The New York Periods examines “how Russian trolls aided keep the Women’s March out of lock action.”

The Moments Union reports that California paid out less than New York for Covid-19 fast, at-home checks from a “company related with Hochul marketing campaign donors.”

“Intellia Therapeutics Inc. noted encouraging early-stage examine benefits for its Crispr gene-modifying treatment options,” The Wall Street Journal stories.

Kaiser Overall health News breaks down “what back-to-schoolers want to know” about the return of poliovirus in the U.S.

The meth addiction disaster “is worse than at any time,” STAT reports. But new treatment plans are on the horizon.

“In South The us, two decades of shuttered faculties for kids without the need of computers or WiFi finished hopes and dreams for millions,” Victoria Sousa, a journalist presently attending University of Pennsylvania, writes for POLITICO Journal.

POLITICO’s Megan R. Wilson reviews that the increase of profitable Medicare Edge strategies has offered way to a wave of misleading or misleading gross sales practices applied to drive them and a massive spike in problems from seniors who truly feel duped. The issue, which has extended been on the radar of state and federal regulators, is now drawing the consideration of best Democrats on Capitol Hill.

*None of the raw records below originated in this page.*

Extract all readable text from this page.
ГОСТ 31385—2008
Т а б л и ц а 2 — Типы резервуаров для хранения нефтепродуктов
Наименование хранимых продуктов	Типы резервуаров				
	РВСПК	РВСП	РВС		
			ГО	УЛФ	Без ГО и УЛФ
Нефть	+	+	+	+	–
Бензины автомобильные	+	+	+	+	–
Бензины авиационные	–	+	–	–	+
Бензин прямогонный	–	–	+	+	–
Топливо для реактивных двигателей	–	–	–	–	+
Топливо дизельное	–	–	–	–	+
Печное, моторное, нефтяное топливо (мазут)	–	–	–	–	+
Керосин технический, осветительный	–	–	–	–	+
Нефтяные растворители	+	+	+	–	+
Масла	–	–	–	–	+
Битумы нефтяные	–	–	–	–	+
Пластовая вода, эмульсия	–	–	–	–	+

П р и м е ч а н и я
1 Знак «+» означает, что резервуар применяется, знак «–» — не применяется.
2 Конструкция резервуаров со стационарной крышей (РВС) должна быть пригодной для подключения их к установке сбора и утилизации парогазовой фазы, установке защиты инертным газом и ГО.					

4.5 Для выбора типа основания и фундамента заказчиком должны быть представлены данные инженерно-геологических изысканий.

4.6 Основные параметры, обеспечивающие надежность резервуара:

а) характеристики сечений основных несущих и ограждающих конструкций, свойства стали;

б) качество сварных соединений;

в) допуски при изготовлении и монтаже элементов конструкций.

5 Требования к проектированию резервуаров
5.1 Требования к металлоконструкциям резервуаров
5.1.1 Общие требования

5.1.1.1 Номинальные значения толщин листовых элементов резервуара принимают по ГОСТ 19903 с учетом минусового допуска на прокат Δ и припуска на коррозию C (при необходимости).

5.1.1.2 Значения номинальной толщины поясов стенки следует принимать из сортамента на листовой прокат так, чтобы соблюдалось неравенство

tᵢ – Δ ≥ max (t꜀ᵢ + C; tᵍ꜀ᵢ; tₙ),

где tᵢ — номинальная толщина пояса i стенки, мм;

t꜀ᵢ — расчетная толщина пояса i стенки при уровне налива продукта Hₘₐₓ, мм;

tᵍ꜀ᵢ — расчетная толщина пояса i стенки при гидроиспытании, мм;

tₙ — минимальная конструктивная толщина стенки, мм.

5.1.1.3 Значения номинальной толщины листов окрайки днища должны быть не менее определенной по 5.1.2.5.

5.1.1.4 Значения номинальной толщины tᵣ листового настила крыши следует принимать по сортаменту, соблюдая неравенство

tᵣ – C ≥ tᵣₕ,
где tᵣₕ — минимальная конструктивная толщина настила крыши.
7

About half of Manhattan office environment workers are back again at their desks on a standard weekday — but far less are returning to places of work five times a week, in accordance to a new study from the Partnership for New York Metropolis, POLITICO’s Janaki Chadha studies.

POLITICO’s Ben Leonard reports that Medicare clients took advantage of pandemic-period policies allowing them to see medical practitioners in other states by way of cellphone or video clip get in touch with, a study revealed Friday in JAMA Wellbeing Forum found.